John Rosen, executive director of the American Jewish Committee’s Metro New Jersey Region, also helped coordinate local Jewish outreach to a dozen Presbyterian delegates and other church leaders prior to their convention.
“If it had passed, we would have had to stop and think seriously about what sort of projects we would be involved in with Presbyterians in the future,” he told NJ Jewish News. “It is not that we wouldn’t accept their phone calls, but we would make this a front-and-center item for the future. It would color every discussion we would have with them in the future.”
The Presbyterian Church USA, the largest branch of the denomination, has some two million members and maintains strong ties with Palestinian Christians on the West Bank.
Many Presbyterian leaders oppose Caterpillar for manufacturing bulldozers Israeli authorities use in demolishing Palestinian homes they consider illegal. Israeli security forces also use Motorola surveillance technology and Hewlett-Packard biometric systems.
For several years, Felson has been laboring “close to full time” to prevent mainline Protestant churches from divesting from Israel.
He was backed by the Israel Action Network — a project launched by JCPA and the Jewish Federations of North America — and Jewish community relations committees from across the country. Jewish organizations from across most of the political spectrum, including the left-leaning J Street and Americans for Peace Now, sent representatives to the Presbyterian convention site in Pittsburgh to oppose the resolution. Jewish groups argue that divestment, like boycotts, is a tactic associated with those who oppose the existence of the Jewish state, not just its treatment of the Palestinians.

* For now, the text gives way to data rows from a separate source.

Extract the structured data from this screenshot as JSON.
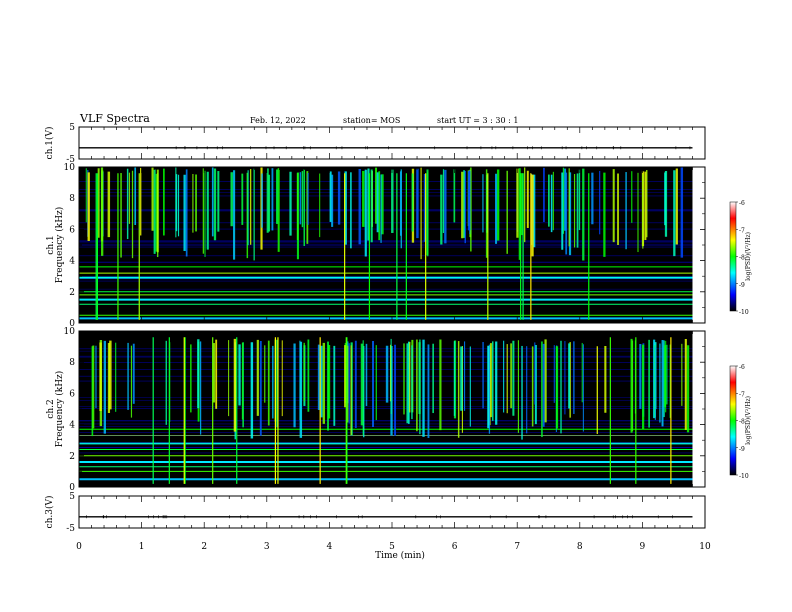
{
  "header": {
    "title": "VLF Spectra",
    "date": "Feb. 12, 2022",
    "station": "station= MOS",
    "start": "start  UT =   3 : 30 : 1"
  },
  "chart_data": [
    {
      "type": "line",
      "panel": "ch1-voltage",
      "ylabel": "ch.1(V)",
      "ylim": [
        -5,
        5
      ],
      "yticks": [
        5,
        -5
      ],
      "xlim": [
        0,
        10
      ],
      "series": [
        {
          "x": [
            0,
            9.8
          ],
          "values": [
            -1.5,
            -1.5
          ]
        }
      ]
    },
    {
      "type": "heatmap",
      "panel": "ch1-spectrogram",
      "ylabel_top": "ch.1",
      "ylabel": "Frequency (kHz)",
      "ylim": [
        0,
        10
      ],
      "yticks": [
        0,
        2,
        4,
        6,
        8,
        10
      ],
      "xlim": [
        0,
        9.8
      ],
      "color_scale": {
        "label": "log(PSD)(V²/Hz)",
        "range": [
          -10,
          -6
        ],
        "ticks": [
          "-6",
          "-7",
          "-8",
          "-9",
          "-10"
        ],
        "colors": [
          "#000000",
          "#0000ff",
          "#00ffff",
          "#00ff00",
          "#ffff00",
          "#ff0000",
          "#ffffff"
        ]
      },
      "lines_khz": [
        0.3,
        0.5,
        1.2,
        1.5,
        1.8,
        2.0,
        2.9,
        3.2,
        3.6
      ],
      "activity_band_khz": [
        6.5,
        9.5
      ]
    },
    {
      "type": "heatmap",
      "panel": "ch2-spectrogram",
      "ylabel_top": "ch.2",
      "ylabel": "Frequency (kHz)",
      "ylim": [
        0,
        10
      ],
      "yticks": [
        0,
        2,
        4,
        6,
        8,
        10
      ],
      "xlim": [
        0,
        9.8
      ],
      "color_scale": {
        "label": "log(PSD)(V²/Hz)",
        "range": [
          -10,
          -6
        ],
        "ticks": [
          "-6",
          "-7",
          "-8",
          "-9",
          "-10"
        ],
        "colors": [
          "#000000",
          "#0000ff",
          "#00ffff",
          "#00ff00",
          "#ffff00",
          "#ff0000",
          "#ffffff"
        ]
      },
      "lines_khz": [
        0.5,
        1.0,
        1.3,
        1.6,
        2.0,
        2.4,
        2.8,
        3.3,
        3.7
      ],
      "activity_band_khz": [
        5.5,
        9.0
      ]
    },
    {
      "type": "line",
      "panel": "ch3-voltage",
      "ylabel": "ch.3(V)",
      "ylim": [
        -5,
        5
      ],
      "yticks": [
        5,
        -5
      ],
      "xlim": [
        0,
        10
      ],
      "series": [
        {
          "x": [
            0,
            9.8
          ],
          "values": [
            -1.5,
            -1.5
          ]
        }
      ]
    }
  ],
  "xaxis": {
    "label": "Time (min)",
    "range": [
      0,
      10
    ],
    "ticks": [
      "0",
      "1",
      "2",
      "3",
      "4",
      "5",
      "6",
      "7",
      "8",
      "9",
      "10"
    ]
  }
}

In a July 6 phone interview from Pittsburgh, Felson told NJJN this year’s battle was especially tough.
“The major institutions of the church pulled out all the stops to pass divestment. It failed because Presbyterians were called to their better nature,” he said. “It was remarkable to see the presence of better angels. They strive to be peacemakers who are committed to both Palestinian Christians and to Israelis and their relations with Christians, Jews, and Muslims. They recognize that peacemakers not only don’t have to choose but need to be agents of reconciliation, not division.”
Like Felson, Gorelick said passage of the divestment resolution would have led to tension with local congregations.
“A lot of our interfaith work is done through our rabbis, and it really would have hurt relationships between the Jewish community and the Presbyterian community,” she said. “But we would have had to take a strong stand, and it could have hurt friendships at the local level.”
She added: “In the future we need to continue a dialogue with the Presbyterians about how to bring the Palestinians to the negotiating table. In my conversations with them, I learned they do not know the Jewish community’s efforts toward peace, and they are not aware of the U.S. government’s efforts for peace. They just think of Israel as a militaristic force that wants to dominate the Palestinians.”
Noting the narrow margin of victory, Rosen said, “The close vote tells us the next time it may well pass. Our goal at AJC in partnership with the CRCs and others involved is to try to develop more long-term relationships in the Presbyterian community as a way we can express our concern.”
Although the United Methodist Church and the Evangelical Lutheran Church have voted down divestment resolutions in recent conventions, the Quakers’ Friends Fiduciary Committee did agree to sell off its Caterpillar stock this year.